The whole thing is strong, but there are some particular highlights. 'Simmer' and 'Leave It Alone' come together to create an excellent start to the album, but the highest points come on the sensational 'Dead Horse', an upbeat and beautiful tune with a chorus bigger than the Taj Mahal, and the aforementioned 'Over Yet', which belongs in a different era and yet still feels modern and fresh. Again, the chorus stands out, with a melodic and catchy vocal line cleverly supplemented by a rhythmical synth that responds to the chorus' lines.


There aren't really many low points to talk about. At 55 minutes, it's a lengthy album, but with 15 tracks of which the longest is 5:21, none of them outstay their welcome and it feels brisk as a result.
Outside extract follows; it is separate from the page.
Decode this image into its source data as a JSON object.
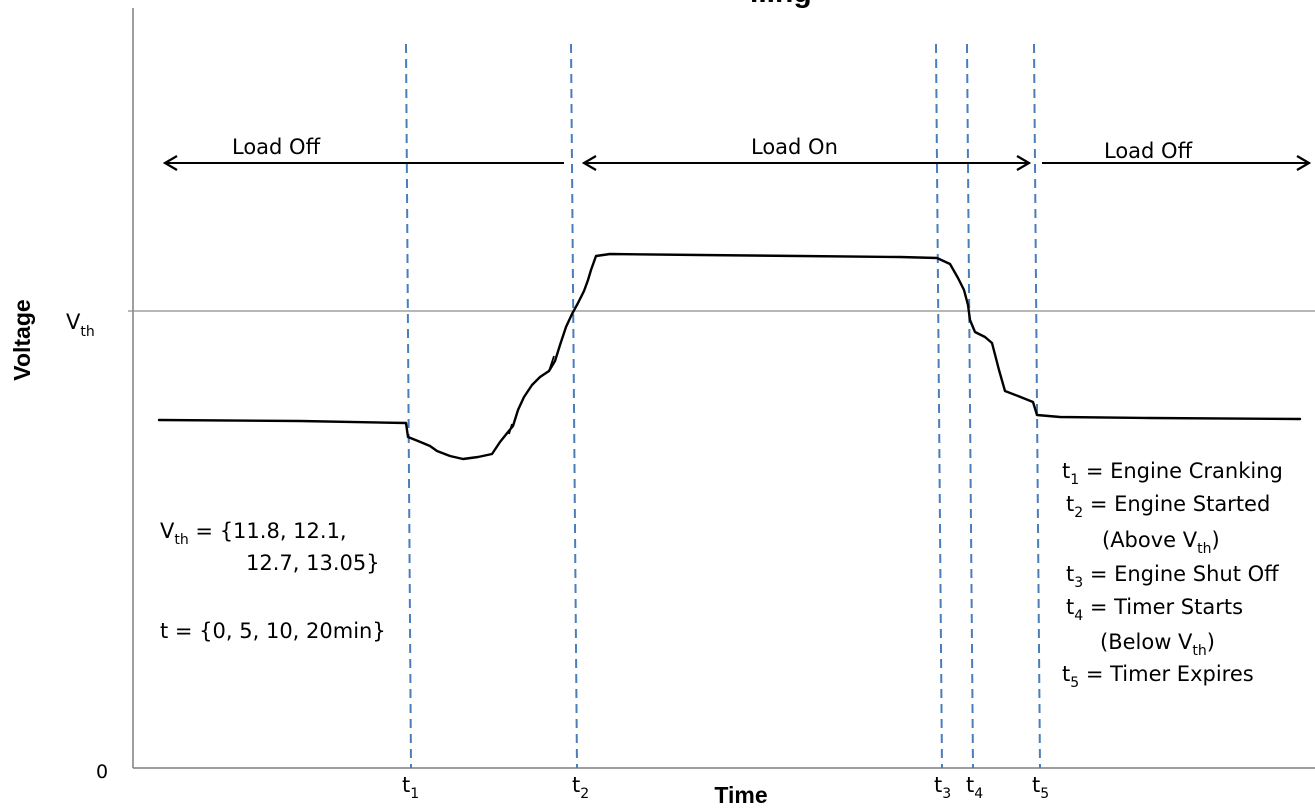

A couple of the songs do feel just a little bit filler, with 'Taken' being the worst offender, but truthfully they all have their place and make this record what it is.


Last week's album from Ghostpoet is one of the best of the year, but this one is also right up there. The last two weeks have brought us some truly brilliant stuff - we didn't even get to review the fantastic new effort from Trivium - and it seems that it's not a moment too soon, as we continue to deal with this Covid-19 crisis.


Paramore will return, of that there can be no doubt, however artists are creative people who love to challenge themselves and try new things. With Petals for Armor, Hayley Williams has branched out massively and proven herself to be a great artist in her own right, capable of more than just the Paramore shtick. It's a super record, and one that shows a completely different side to Hayley Williams, which is something she acknowledges herself. "I’m excited to let people in to experience a different side of myself that I’ve only very recently become familiar with", she said in an interview. Hopefully there is more to come from her in the future.